Dear limtex:
If you go to the Last Mile Thread, you will see that together with PeterE, wireless-wonk, Dave Horne, and many of the regulars, we have dissected extensively the capabilities of CSCO's VOFDM system. This system is targeted primarily at MMDS and IFM frequencies. It should be very attractive to WCOM when it starts exploiting its large MMDS footprint. Because the total data rates affordable by MMDS are not quite as large as LMDS rates, and because CSCO's VOFDM does not require pure line of sight, I anticipate the end market will be primarily residential, rather than businesses, so it will not truly compete head to head with WCII, ARTT, NXLK, and TGNT.
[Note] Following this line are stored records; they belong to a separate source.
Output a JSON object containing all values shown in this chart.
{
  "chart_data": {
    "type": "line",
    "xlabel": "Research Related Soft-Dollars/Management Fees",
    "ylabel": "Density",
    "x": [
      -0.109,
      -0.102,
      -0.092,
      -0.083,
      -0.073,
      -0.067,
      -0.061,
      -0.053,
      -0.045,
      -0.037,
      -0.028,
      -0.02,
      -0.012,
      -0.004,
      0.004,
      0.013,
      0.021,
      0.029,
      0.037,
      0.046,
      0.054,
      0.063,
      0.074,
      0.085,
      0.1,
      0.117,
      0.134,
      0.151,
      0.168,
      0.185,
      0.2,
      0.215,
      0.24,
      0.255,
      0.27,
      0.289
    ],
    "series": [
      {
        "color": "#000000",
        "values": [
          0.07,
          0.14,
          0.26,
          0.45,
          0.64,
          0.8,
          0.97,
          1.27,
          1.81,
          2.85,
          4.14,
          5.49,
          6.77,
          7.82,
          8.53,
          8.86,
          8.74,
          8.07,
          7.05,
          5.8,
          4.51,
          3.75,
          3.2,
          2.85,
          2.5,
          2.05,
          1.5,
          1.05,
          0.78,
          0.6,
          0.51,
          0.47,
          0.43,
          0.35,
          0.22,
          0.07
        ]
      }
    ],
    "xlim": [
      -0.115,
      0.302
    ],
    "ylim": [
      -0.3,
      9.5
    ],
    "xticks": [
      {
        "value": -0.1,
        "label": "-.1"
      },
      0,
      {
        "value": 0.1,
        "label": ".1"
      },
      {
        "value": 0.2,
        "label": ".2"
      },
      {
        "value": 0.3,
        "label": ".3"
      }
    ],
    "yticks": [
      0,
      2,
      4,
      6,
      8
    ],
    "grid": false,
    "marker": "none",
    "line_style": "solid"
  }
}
Nevertheless, I am impressed by CSCO's system. If it works as advertised, the WCOM/FON move in grabbing MMDS licenses will appear masterful in retrospect. I would rank this move even higher than Craig McCaw's purchase of WNP to secure a national LMDS footprint for NXLK (these two strategic moves are probably the two major events of the year 1999 thus far). CSCO will have also achieved a spectacular move to the heart the broadband wireless equipment mass market. For a company which viewed the Last Mile as cable + DSL about 18 months ago, and was professing to be uninterested in wireless (may be a smokescreen), this move represents some major catching up. So, the winners appear to be again the usual suspects: CSCO and WCOM, as well as US consumers who will have one more attractive option for Internet access. The losers? First, all the early MMDS investors who lost their shirt (I am thinking of CAWS investors), and probably companies such as ADAP and CAMP that were figuring to dominate the wireless MMDS equipment market.